On the note of revenue integrity: a key component to optimal CDI return on investment and high-performing revenue cycle processes is leveraging technology that offers the capability of providing an efficient second level automated review of all coded and billed claims prior to actual release of the claim.

This technology uses thousands of machine-learning and predictive-modeling algorithms to identify potential cases that may be undercoded, overcoded, contain coding and DRG anomalies, coding variances, high risk, or have a predisposition and propensity for denial, all once again prior to claim submission.
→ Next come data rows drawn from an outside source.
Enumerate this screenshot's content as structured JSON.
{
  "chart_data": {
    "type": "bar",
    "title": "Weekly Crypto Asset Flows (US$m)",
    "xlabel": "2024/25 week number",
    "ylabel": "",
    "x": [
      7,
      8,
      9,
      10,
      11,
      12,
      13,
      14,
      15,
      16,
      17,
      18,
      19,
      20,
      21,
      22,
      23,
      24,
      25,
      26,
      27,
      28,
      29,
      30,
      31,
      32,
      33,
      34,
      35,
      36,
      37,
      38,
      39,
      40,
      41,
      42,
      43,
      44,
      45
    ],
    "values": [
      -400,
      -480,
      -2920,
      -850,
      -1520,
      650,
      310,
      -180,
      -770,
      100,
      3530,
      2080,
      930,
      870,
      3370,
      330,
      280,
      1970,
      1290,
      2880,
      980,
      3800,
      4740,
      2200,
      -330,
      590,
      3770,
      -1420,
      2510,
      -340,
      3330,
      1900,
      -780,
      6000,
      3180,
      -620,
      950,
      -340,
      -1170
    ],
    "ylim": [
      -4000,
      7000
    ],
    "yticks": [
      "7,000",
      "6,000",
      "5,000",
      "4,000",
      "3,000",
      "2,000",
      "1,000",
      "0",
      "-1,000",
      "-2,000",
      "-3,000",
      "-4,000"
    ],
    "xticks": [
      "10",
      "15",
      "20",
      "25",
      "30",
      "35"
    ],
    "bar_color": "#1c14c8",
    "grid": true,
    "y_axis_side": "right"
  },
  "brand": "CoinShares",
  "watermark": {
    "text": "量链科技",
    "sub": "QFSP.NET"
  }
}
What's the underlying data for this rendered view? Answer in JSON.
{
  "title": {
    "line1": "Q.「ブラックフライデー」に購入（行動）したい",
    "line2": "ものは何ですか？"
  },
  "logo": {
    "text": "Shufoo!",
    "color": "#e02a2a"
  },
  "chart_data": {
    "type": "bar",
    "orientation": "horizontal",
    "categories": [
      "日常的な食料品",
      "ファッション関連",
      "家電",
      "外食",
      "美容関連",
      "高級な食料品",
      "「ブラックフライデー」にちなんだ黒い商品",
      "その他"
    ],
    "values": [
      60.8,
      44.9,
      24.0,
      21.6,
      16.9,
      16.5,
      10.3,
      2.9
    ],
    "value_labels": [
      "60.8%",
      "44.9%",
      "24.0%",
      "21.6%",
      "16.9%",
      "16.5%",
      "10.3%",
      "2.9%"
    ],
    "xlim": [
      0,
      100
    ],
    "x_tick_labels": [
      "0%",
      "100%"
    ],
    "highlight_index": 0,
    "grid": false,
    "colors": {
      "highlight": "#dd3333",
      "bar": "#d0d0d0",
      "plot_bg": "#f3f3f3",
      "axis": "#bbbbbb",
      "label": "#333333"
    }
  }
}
This affords the hospital the opportunity to employ technology similar to Medicare and other third party payers to identify potentially problematic coded accounts seamlessly and efficiently prior to billing, review each identified case for a second look at supporting documentation, code and MS-DRG assignment and sufficient and adequate documentation of medical necessity, and initiate appropriate action prior to bill submission.

Leveraging powerful technology of this magnitude and caliber provides for a continuous quality improvement feedback loop for your CDI program, continuously improving documentation and supporting the coding and MS-DRG assignment process. A valid and reliable measureable outcome of this technology is enhancement of your CDI and coding processes to the extent you are more confident of the documentation in support of the billed claim from a financial perspective with less chance for prepayment and/or post-payment denials, less monies and resources needed to appeal avoidable downcoding and medical necessity denials and even more importantly achievement of true meaningful documentation improvement.

The ultimate advantage of leveraging technology as a complement to your revenue cycle processes is optimizing your CDI return on investment through the continuous quality improvement feedback loop, enhancing documentation that will stand the test of time while minimizing compliance and coding and billing aberrant patterns that catch the attention and scrutiny of outside Medicare contractors and other third party payers. The time to take a hard look at exploring and leveraging technology to optimize your CDI ROI and revenue cycle processes is now—so that you can begin to enjoy the benefits ahead of future changes in healthcare.